I was shocked when two BNP candidates were elected to the European parliament.
We need an Obama in Britain. You want someone to rise up from somewhere and take everyone by surprise. I think the BNP picking up votes stems from disenchantment.

I was the only black girl and only non-Catholic at St Mary's Roman Catholic School in Penzance.Whenever they were all at prayers I had free time. I got into a lot of trouble - they made me sit on a baby chair. It was supposed to shame you, but it didn't break me. There was a footballing nun who used to play on the pitch with the boys. She'd even wear a wimple.

I hate it when Gordon Ramsay abuses people on TV.
Those people come from goodness knows where to be in the kitchen with him and he's swearing at them, shaming them, mocking them, abusing them, and they just take it.

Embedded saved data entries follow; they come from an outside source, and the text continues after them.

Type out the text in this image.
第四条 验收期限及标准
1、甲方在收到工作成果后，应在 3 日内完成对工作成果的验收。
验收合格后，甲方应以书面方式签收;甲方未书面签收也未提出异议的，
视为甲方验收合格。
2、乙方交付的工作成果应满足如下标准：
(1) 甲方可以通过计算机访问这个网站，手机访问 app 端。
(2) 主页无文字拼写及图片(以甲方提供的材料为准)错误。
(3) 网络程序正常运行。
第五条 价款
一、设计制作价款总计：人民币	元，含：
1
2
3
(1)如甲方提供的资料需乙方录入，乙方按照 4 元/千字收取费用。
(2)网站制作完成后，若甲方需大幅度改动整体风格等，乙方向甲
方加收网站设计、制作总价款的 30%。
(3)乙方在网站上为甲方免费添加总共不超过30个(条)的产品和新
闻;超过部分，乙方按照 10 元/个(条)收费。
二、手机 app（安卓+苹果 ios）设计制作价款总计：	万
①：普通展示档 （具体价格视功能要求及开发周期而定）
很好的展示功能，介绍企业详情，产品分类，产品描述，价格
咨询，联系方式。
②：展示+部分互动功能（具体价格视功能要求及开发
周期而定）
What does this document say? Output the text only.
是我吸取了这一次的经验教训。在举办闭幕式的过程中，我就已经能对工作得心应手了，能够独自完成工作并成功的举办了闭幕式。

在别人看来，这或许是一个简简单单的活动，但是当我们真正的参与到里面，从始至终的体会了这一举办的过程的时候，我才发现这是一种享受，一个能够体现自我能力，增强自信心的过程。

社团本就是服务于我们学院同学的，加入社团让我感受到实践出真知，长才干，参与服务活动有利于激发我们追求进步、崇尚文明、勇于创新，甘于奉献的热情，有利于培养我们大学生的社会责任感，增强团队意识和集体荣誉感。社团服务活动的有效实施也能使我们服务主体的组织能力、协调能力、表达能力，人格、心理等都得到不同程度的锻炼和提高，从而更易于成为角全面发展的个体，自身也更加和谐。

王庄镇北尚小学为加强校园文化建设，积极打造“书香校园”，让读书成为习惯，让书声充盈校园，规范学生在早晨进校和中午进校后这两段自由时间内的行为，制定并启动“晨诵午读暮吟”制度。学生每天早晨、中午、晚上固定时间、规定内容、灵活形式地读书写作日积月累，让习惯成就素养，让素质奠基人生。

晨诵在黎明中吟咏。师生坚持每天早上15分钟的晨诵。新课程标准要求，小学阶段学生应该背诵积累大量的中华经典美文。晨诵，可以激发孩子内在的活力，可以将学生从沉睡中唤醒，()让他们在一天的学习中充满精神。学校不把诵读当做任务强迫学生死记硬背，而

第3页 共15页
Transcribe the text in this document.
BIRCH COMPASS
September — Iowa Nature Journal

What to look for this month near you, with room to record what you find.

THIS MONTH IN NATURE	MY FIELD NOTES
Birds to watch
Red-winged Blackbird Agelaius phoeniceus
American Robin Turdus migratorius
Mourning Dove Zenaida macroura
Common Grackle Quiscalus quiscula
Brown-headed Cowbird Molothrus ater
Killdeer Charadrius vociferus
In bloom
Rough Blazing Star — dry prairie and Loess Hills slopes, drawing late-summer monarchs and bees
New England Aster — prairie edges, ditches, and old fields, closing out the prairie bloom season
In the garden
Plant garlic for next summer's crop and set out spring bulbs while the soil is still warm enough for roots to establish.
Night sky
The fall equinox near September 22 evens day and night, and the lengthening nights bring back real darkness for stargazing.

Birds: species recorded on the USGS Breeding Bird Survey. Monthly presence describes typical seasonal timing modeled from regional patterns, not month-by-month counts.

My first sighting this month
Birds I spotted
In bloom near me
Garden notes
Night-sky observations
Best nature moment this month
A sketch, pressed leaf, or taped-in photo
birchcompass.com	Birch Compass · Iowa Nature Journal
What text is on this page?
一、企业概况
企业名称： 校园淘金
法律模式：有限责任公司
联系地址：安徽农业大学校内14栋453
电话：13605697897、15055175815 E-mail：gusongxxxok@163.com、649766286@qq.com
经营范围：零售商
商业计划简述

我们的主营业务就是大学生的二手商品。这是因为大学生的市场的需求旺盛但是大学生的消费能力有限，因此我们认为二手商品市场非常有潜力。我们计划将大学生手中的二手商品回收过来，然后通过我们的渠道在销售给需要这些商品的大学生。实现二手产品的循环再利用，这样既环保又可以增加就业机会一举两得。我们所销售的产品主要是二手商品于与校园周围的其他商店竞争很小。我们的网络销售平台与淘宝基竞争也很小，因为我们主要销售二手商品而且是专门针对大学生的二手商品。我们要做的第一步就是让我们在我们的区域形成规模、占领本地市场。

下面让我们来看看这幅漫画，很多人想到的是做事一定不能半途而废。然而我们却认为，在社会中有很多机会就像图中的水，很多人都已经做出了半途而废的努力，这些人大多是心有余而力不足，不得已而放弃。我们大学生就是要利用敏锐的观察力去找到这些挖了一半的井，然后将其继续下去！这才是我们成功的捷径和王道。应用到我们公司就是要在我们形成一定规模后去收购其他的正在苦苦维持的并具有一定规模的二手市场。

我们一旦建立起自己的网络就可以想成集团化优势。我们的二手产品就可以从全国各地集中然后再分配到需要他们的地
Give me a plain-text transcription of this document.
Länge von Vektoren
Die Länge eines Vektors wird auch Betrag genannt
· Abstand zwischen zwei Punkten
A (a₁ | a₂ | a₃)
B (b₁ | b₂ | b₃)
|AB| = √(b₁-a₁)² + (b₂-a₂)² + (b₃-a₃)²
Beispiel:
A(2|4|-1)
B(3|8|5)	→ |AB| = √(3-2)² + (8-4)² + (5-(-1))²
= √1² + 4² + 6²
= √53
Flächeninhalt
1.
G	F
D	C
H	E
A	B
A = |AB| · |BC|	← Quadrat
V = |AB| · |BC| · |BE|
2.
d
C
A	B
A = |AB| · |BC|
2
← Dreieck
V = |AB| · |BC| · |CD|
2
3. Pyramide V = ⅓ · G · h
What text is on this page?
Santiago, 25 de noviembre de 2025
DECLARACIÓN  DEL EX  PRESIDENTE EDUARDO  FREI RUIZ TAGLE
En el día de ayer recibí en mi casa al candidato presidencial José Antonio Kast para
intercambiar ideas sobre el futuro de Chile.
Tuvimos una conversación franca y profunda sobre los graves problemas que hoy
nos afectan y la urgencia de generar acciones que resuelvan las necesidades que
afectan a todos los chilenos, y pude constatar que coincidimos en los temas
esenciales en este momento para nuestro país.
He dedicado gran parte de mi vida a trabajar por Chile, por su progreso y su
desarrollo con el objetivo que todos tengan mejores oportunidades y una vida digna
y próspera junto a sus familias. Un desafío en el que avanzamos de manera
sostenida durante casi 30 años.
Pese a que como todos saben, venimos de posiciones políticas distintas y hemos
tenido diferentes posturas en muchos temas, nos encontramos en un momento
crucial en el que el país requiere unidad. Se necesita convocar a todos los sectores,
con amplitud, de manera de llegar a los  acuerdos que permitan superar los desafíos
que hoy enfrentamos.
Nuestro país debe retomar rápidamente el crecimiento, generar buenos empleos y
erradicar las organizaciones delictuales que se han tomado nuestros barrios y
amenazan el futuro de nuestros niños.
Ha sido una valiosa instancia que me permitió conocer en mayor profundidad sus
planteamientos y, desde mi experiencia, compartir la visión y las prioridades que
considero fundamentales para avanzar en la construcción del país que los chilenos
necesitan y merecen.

That's got nothing to do with being a chef.

'I thought Oliver Stone was crazy when he told me he wanted me to play Condoleezza Rice,' said Thandie of her role in the film W
I can't stand reality TV.
Apparently, some people even watch Big Brother when all of the contestants are asleep in the house. Can you believe that?

You go into newsagents now and the top shelf is all the way down to the bottom.
My kids are getting comics next to the cover of a men's mag with a girl who's topless. The boundaries have gone.